Research company JD Power and Associates polled 1,438 broadband customers across the UK, asking about their provider's performance, reliability, customer service, and technical support.
The 2006 UK Broadband ISP report also showed that customer scores fell across all the ISPs. This in turn help bring the overall customers satisfaction ranking - based on performance, reliability, customer service, cost, and billing - down.
Customer service is worsening
It has become harder to speak to customer service teams, the report states. The average waiting time is up by two minutes to 8.7 minutes since last year.
Caspar Tearle, JD Power's director of service industry research, said in the report: "The 2006 study highlights the adverse affect poor call management can have on customer satisfaction levels."
He added that nearly two thirds (63 per cent) of broadband users had contacted a call centre or technical support in the past year.
"The rise in complaints is significant.

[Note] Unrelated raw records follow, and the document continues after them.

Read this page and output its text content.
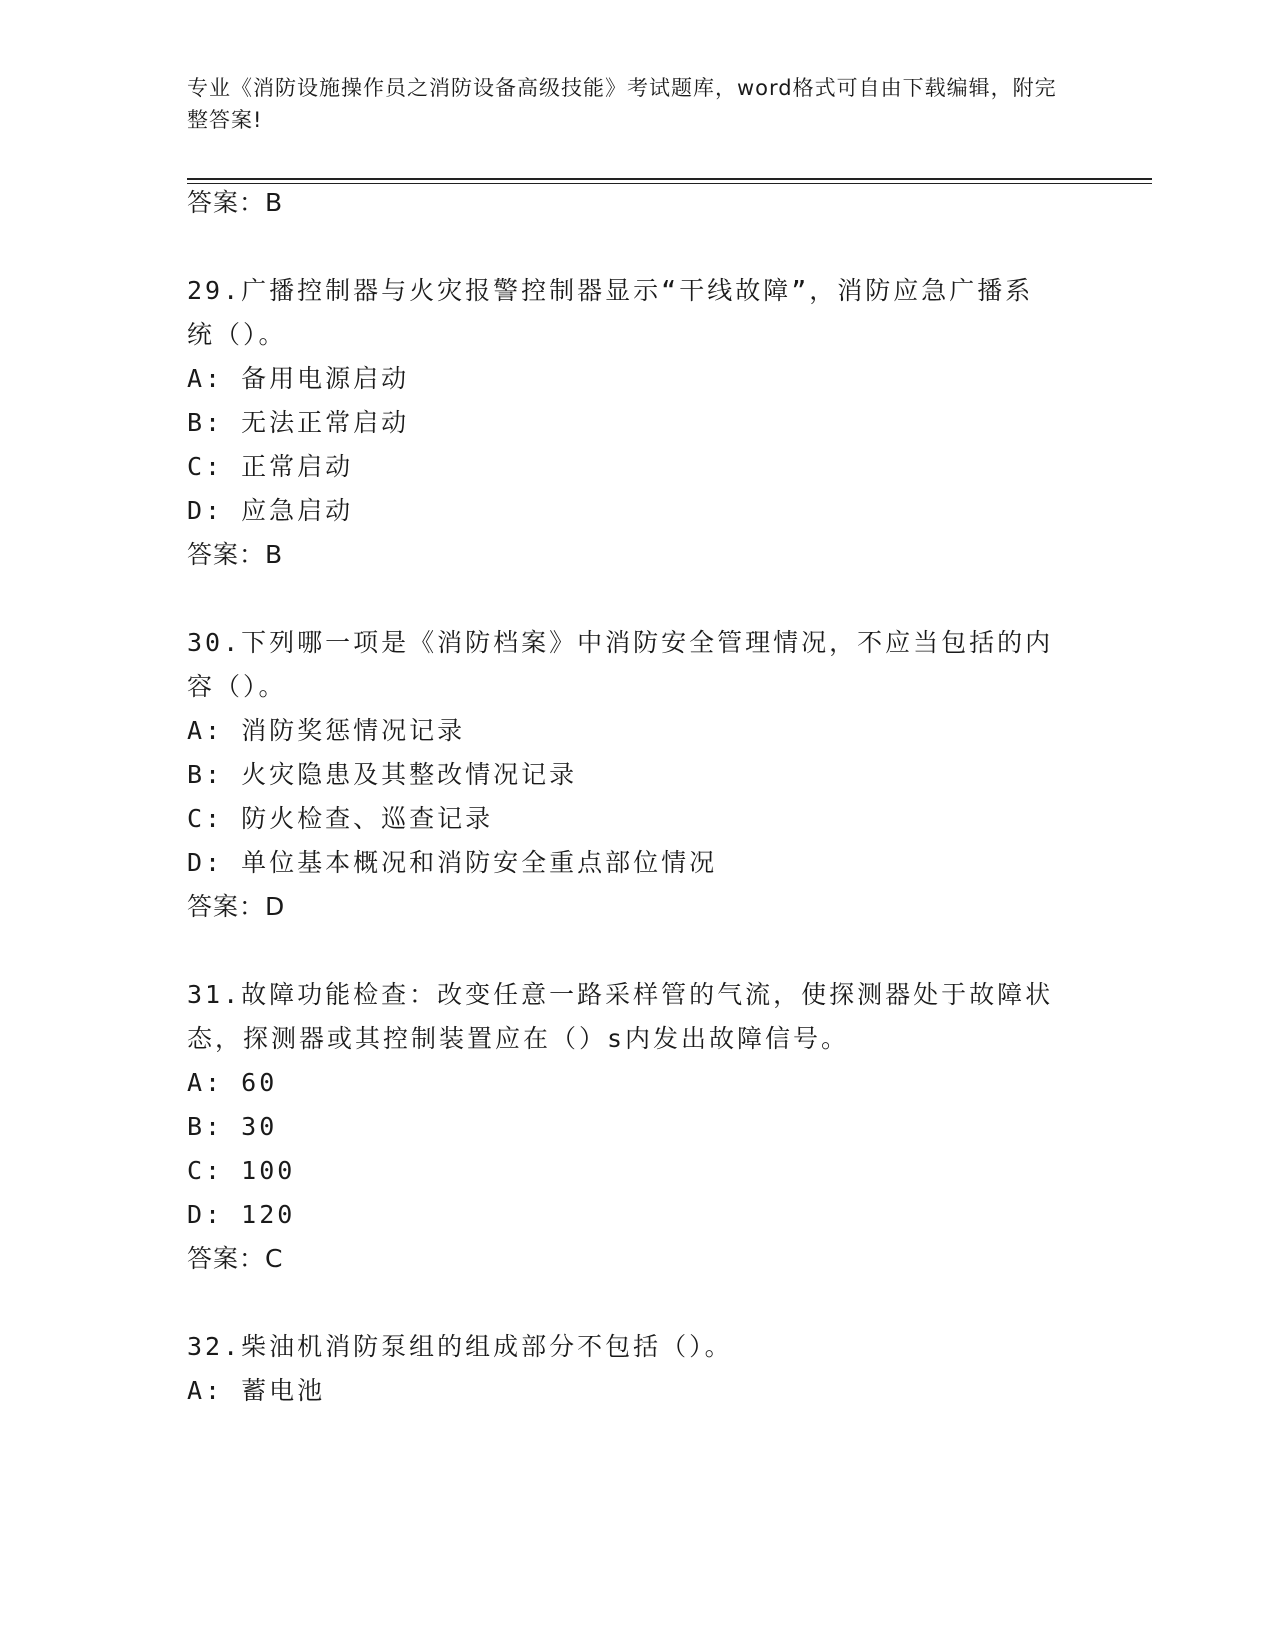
专业《消防设施操作员之消防设备高级技能》考试题库，word格式可自由下载编辑，附完整答案!
答案：B
29.广播控制器与火灾报警控制器显示“干线故障”，消防应急广播系
统（）。
A: 备用电源启动
B: 无法正常启动
C: 正常启动
D: 应急启动
答案：B
30.下列哪一项是《消防档案》中消防安全管理情况，不应当包括的内
容（）。
A: 消防奖惩情况记录
B: 火灾隐患及其整改情况记录
C: 防火检查、巡查记录
D: 单位基本概况和消防安全重点部位情况
答案：D
31.故障功能检查：改变任意一路采样管的气流，使探测器处于故障状
态，探测器或其控制装置应在（）s内发出故障信号。
A: 60
B: 30
C: 100
D: 120
答案：C
32.柴油机消防泵组的组成部分不包括（）。
A: 蓄电池
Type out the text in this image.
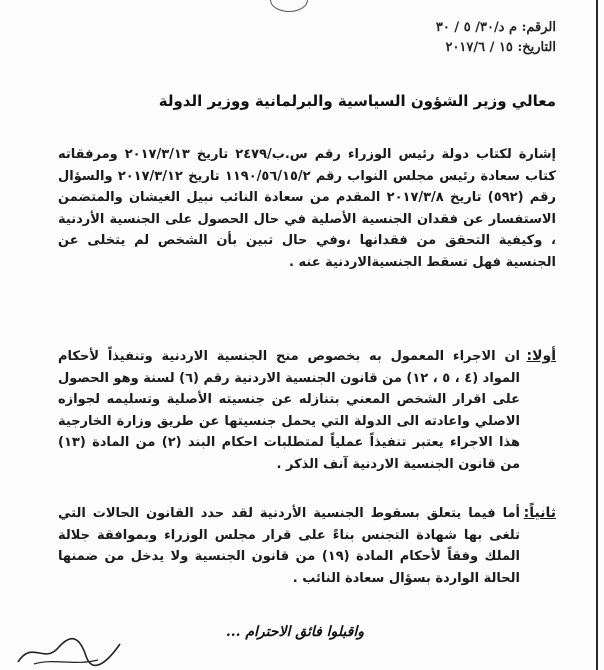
الرقم: م د/٣٠/ ٥ / ٣٠
التاريخ: ١٥ / ٢٠١٧/٦
معالي وزير الشؤون السياسية والبرلمانية ووزير الدولة
إشارة لكتاب دولة رئيس الوزراء رقم س.ب/٢٤٧٩ تاريخ ٢٠١٧/٣/١٣ ومرفقاته كتاب سعادة رئيس مجلس النواب رقم ١١٩٠/٥٦/١٥/٢ تاريخ ٢٠١٧/٣/١٢ والسؤال رقم (٥٩٢) تاريخ ٢٠١٧/٣/٨ المقدم من سعادة النائب نبيل الغيشان والمتضمن الاستفسار عن فقدان الجنسية الأصلية في حال الحصول على الجنسية الأردنية ، وكيفية التحقق من فقدانها ،وفي حال تبين بأن الشخص لم يتخلى عن الجنسية فهل تسقط الجنسيةالاردنية عنه .
أولا:
ان الاجراء المعمول به بخصوص منح الجنسية الاردنية وتنفيذاً لأحكام المواد (٤ ، ٥ ، ١٢) من قانون الجنسية الاردنية رقم (٦) لسنة وهو الحصول على اقرار الشخص المعني بتنازله عن جنسيته الأصلية وتسليمه لجوازه الاصلي واعادته الى الدولة التي يحمل جنسيتها عن طريق وزارة الخارجية هذا الاجراء يعتبر تنفيذاً عملياً لمتطلبات احكام البند (٢) من المادة (١٣) من قانون الجنسية الاردنية آنف الذكر .
ثانياً:
أما فيما يتعلق بسقوط الجنسية الأردنية لقد حدد القانون الحالات التي تلغى بها شهادة التجنس بناءً على قرار مجلس الوزراء وبموافقة جلالة الملك وفقاً لأحكام المادة (١٩) من قانون الجنسية ولا يدخل من ضمنها الحالة الواردة بسؤال سعادة النائب .
واقبلوا فائق الاحترام ...
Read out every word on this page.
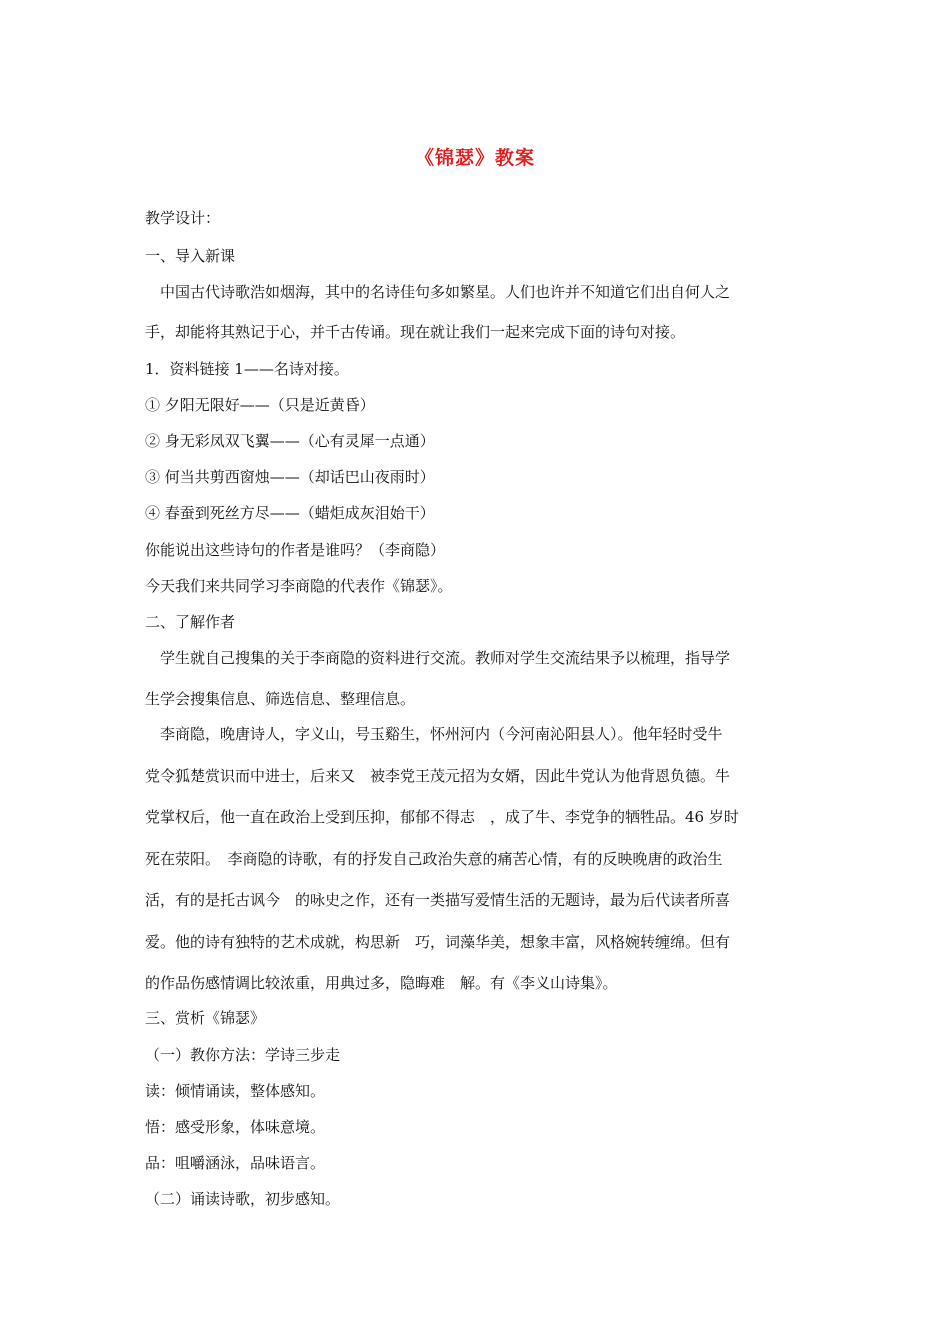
《锦瑟》教案
教学设计：
一、导入新课
中国古代诗歌浩如烟海，其中的名诗佳句多如繁星。人们也许并不知道它们出自何人之
手，却能将其熟记于心，并千古传诵。现在就让我们一起来完成下面的诗句对接。
1．资料链接 1——名诗对接。
① 夕阳无限好——（只是近黄昏）
② 身无彩凤双飞翼——（心有灵犀一点通）
③ 何当共剪西窗烛——（却话巴山夜雨时）
④ 春蚕到死丝方尽——（蜡炬成灰泪始干）
你能说出这些诗句的作者是谁吗？（李商隐）
今天我们来共同学习李商隐的代表作《锦瑟》。
二、了解作者
学生就自己搜集的关于李商隐的资料进行交流。教师对学生交流结果予以梳理，指导学
生学会搜集信息、筛选信息、整理信息。
李商隐，晚唐诗人，字义山，号玉谿生，怀州河内（今河南沁阳县人）。他年轻时受牛
党令狐楚赏识而中进士，后来又　被李党王茂元招为女婿，因此牛党认为他背恩负德。牛
党掌权后，他一直在政治上受到压抑，郁郁不得志　，成了牛、李党争的牺牲品。46 岁时
死在荥阳。　李商隐的诗歌，有的抒发自己政治失意的痛苦心情，有的反映晚唐的政治生
活，有的是托古讽今　的咏史之作，还有一类描写爱情生活的无题诗，最为后代读者所喜
爱。他的诗有独特的艺术成就，构思新　巧，词藻华美，想象丰富，风格婉转缠绵。但有
的作品伤感情调比较浓重，用典过多，隐晦难　解。有《李义山诗集》。
三、赏析《锦瑟》
（一）教你方法：学诗三步走
读：倾情诵读，整体感知。
悟：感受形象，体味意境。
品：咀嚼涵泳，品味语言。
（二）诵读诗歌，初步感知。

In 2005, the number of customers who called customer service with questions outnumbered complaints by three to two, or 62 per cent compared with 38 per cent. In 2006, the ratio is now 50-50," Tearle said.
Many broadband subscribers thinking of changing
The dissatisfaction among broadband subscribers means that many are considering switching suppliers. One in five changed their ISP in the last year, a 15 per cent increase from 2005. A quarter of customers said they were likely to change broadband provider in the next 12 months.
UK broadband users are spending an average of £25.91 per month for services, an increase of £3.59 from 2005. Price is identified by potential switchers as the most critical factor in their decision.
The study also found that broadband users spend about 23 hours per week online at home on average. The most popular online activities include buying products or services, getting maps/directions, online banking, and listening to or downloading music from the internet.